Through the browns of her eyes, she sees wonders

Month

September 2012

Oh Autumn…I’ve missed your awesomeness.

Hey Folks,

Crazy to think that this is the beginning of the autumn. With the weather starting to accomodate for the change of the season, I can’t help but to be excited. I know, sounds really cheesy but it’s something about the crisp wind, while the leaves are changing and making the scene of where i’m at, well, beautiful.* Pretty much the reason that my child will be named after a season* It’s the thought of the things that are assoicated with autumn, that give me happiness. That I can wear cute sweaters, sit under a tree at 2 in the afternoon with a cup of hot chocolate or chai tea. Though the summer has gone, it give me something to look forward to next yea, but for now, I’m loving the artwork that God has created.

The ode to Autumn

Chilled

Crisp, giving my air of new life

Hug my arms around as the trees gently sway

As the old sheds its old apperance,

I step around, gracefully

Twirling around in your showers, oh autumn

Joyous childlike, giggling, jumping to piles of crunchy leaves

I breath a heavy sigh, oh Autumn

You are with me, for the time being

Shower with me with your beauty before the colder end of your siblings comes

I look to the sky, smiling at God

Thank You, Oh Autumn, for being the season of rebirth.

I’m anticipating.

Over and Out:)

Jay

 

Unnerving need for…

Hey folks,

Today, work is extremely slow…probably because it’s a weekday and no one in the working world would want to take a vacation to a place the population is as small as a close knit family in LA. Anywhom, off my tangent…sort of. Today, while bored, my friend, Ashley and I started to snoop in my ex phone and my oh my, what did we find.
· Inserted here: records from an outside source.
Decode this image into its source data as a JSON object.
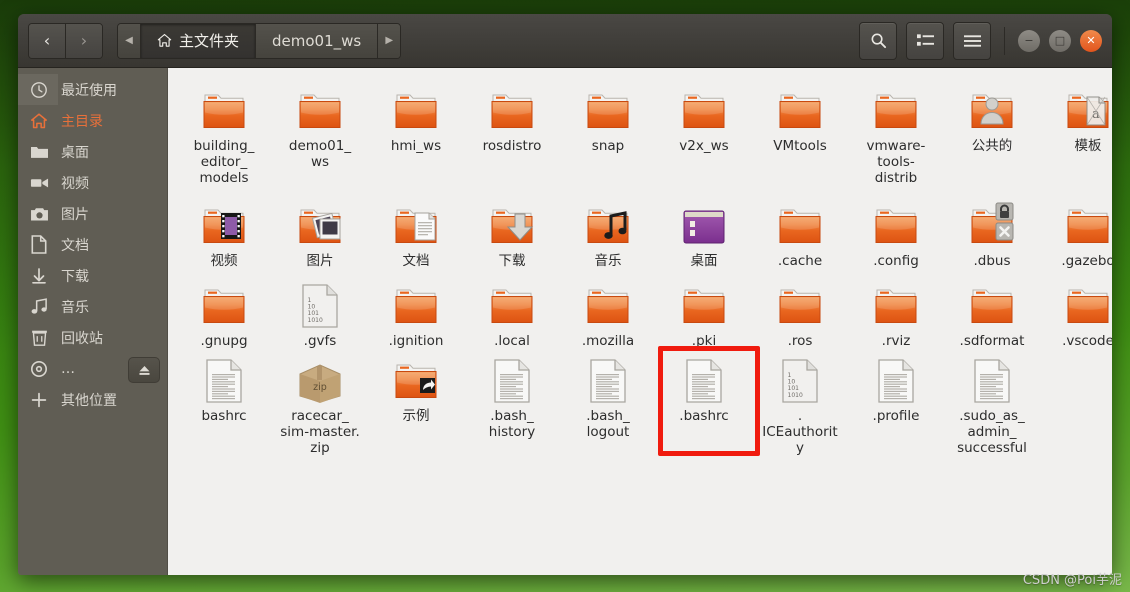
{
  "window": {
    "title": "主文件夹",
    "colors": {
      "header_bg": "#413f3b",
      "sidebar_bg": "#605d54",
      "file_area_bg": "#f1f0ee",
      "accent": "#e8703a",
      "close_button": "#e2541c",
      "annotation": "#f01b0e",
      "folder": "#e8601c"
    }
  },
  "toolbar": {
    "back_label": "‹",
    "forward_label": "›",
    "left_arrow": "◀",
    "right_arrow": "▶",
    "search_icon": "search-icon",
    "view_icon": "list-view-icon",
    "menu_icon": "hamburger-menu-icon",
    "minimize_label": "−",
    "maximize_label": "□",
    "close_label": "✕"
  },
  "breadcrumb": [
    {
      "label": "主文件夹",
      "icon": "home-icon",
      "active": true
    },
    {
      "label": "demo01_ws",
      "icon": "",
      "active": false
    }
  ],
  "sidebar": {
    "items": [
      {
        "label": "最近使用",
        "icon": "clock-icon",
        "selected": false,
        "eject": false
      },
      {
        "label": "主目录",
        "icon": "home-icon",
        "selected": true,
        "eject": false
      },
      {
        "label": "桌面",
        "icon": "folder-icon",
        "selected": false,
        "eject": false
      },
      {
        "label": "视频",
        "icon": "video-camera-icon",
        "selected": false,
        "eject": false
      },
      {
        "label": "图片",
        "icon": "camera-icon",
        "selected": false,
        "eject": false
      },
      {
        "label": "文档",
        "icon": "document-icon",
        "selected": false,
        "eject": false
      },
      {
        "label": "下载",
        "icon": "download-icon",
        "selected": false,
        "eject": false
      },
      {
        "label": "音乐",
        "icon": "music-note-icon",
        "selected": false,
        "eject": false
      },
      {
        "label": "回收站",
        "icon": "trash-icon",
        "selected": false,
        "eject": false
      },
      {
        "label": "…",
        "icon": "disc-icon",
        "selected": false,
        "eject": true
      },
      {
        "label": "其他位置",
        "icon": "plus-icon",
        "selected": false,
        "eject": false
      }
    ]
  },
  "files": [
    {
      "name": "building_\neditor_\nmodels",
      "type": "folder",
      "highlighted": false
    },
    {
      "name": "demo01_\nws",
      "type": "folder",
      "highlighted": false
    },
    {
      "name": "hmi_ws",
      "type": "folder",
      "highlighted": false
    },
    {
      "name": "rosdistro",
      "type": "folder",
      "highlighted": false
    },
    {
      "name": "snap",
      "type": "folder",
      "highlighted": false
    },
    {
      "name": "v2x_ws",
      "type": "folder",
      "highlighted": false
    },
    {
      "name": "VMtools",
      "type": "folder",
      "highlighted": false
    },
    {
      "name": "vmware-\ntools-\ndistrib",
      "type": "folder",
      "highlighted": false
    },
    {
      "name": "公共的",
      "type": "folder-public",
      "highlighted": false
    },
    {
      "name": "模板",
      "type": "folder-templates",
      "highlighted": false
    },
    {
      "name": "视频",
      "type": "folder-videos",
      "highlighted": false
    },
    {
      "name": "图片",
      "type": "folder-pictures",
      "highlighted": false
    },
    {
      "name": "文档",
      "type": "folder-documents",
      "highlighted": false
    },
    {
      "name": "下载",
      "type": "folder-downloads",
      "highlighted": false
    },
    {
      "name": "音乐",
      "type": "folder-music",
      "highlighted": false
    },
    {
      "name": "桌面",
      "type": "folder-desktop",
      "highlighted": false
    },
    {
      "name": ".cache",
      "type": "folder",
      "highlighted": false
    },
    {
      "name": ".config",
      "type": "folder",
      "highlighted": false
    },
    {
      "name": ".dbus",
      "type": "folder-locked",
      "highlighted": false
    },
    {
      "name": ".gazebo",
      "type": "folder",
      "highlighted": false
    },
    {
      "name": ".gnupg",
      "type": "folder",
      "highlighted": false
    },
    {
      "name": ".gvfs",
      "type": "binary-file",
      "highlighted": false
    },
    {
      "name": ".ignition",
      "type": "folder",
      "highlighted": false
    },
    {
      "name": ".local",
      "type": "folder",
      "highlighted": false
    },
    {
      "name": ".mozilla",
      "type": "folder",
      "highlighted": false
    },
    {
      "name": ".pki",
      "type": "folder",
      "highlighted": false
    },
    {
      "name": ".ros",
      "type": "folder",
      "highlighted": false
    },
    {
      "name": ".rviz",
      "type": "folder",
      "highlighted": false
    },
    {
      "name": ".sdformat",
      "type": "folder",
      "highlighted": false
    },
    {
      "name": ".vscode",
      "type": "folder",
      "highlighted": false
    },
    {
      "name": "bashrc",
      "type": "text-file",
      "highlighted": false
    },
    {
      "name": "racecar_\nsim-master.\nzip",
      "type": "archive-file",
      "highlighted": false
    },
    {
      "name": "示例",
      "type": "folder-link",
      "highlighted": false
    },
    {
      "name": ".bash_\nhistory",
      "type": "text-file",
      "highlighted": false
    },
    {
      "name": ".bash_\nlogout",
      "type": "text-file",
      "highlighted": false
    },
    {
      "name": ".bashrc",
      "type": "text-file",
      "highlighted": true
    },
    {
      "name": ".\nICEauthorit\ny",
      "type": "binary-file",
      "highlighted": false
    },
    {
      "name": ".profile",
      "type": "text-file",
      "highlighted": false
    },
    {
      "name": ".sudo_as_\nadmin_\nsuccessful",
      "type": "text-file",
      "highlighted": false
    }
  ],
  "binary_file_lines": [
    "1",
    "10",
    "101",
    "1010"
  ],
  "archive_label": "zip",
  "watermark": "CSDN @Poi芋泥"
}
Well, deleted text messages and the FB app. still up. Aha, We figured it would be even more genius to look through it and what more did i find…LIES! About everything, from the beginning of the relationship. Personally, I believed that i might have snapped a little inside, however, it was a mischeiveious little girl was reborn, seeking revenge. It’s funny since I’m the revenge type since i’m a firm believer that God will handle it. Yet, It’s rattling my insides, making me crave the mere glimpse of potental pain that was caused. Ugh, folks, it’s insane to think that i could do something so dark and twisted that I could actually get joy? I’m talking myself into believe that Karma has taken the name of the evildoer and sits paticently till there is a golden opportunity to intervene. Time, i’ve been told will tell and let everything happen or fall into place. That what the universe have the tendicy to do. Sigh…Sure i have faith in Karma however, i would like to interject some cause of pain since I wouldn’t want Karma to take all the credit.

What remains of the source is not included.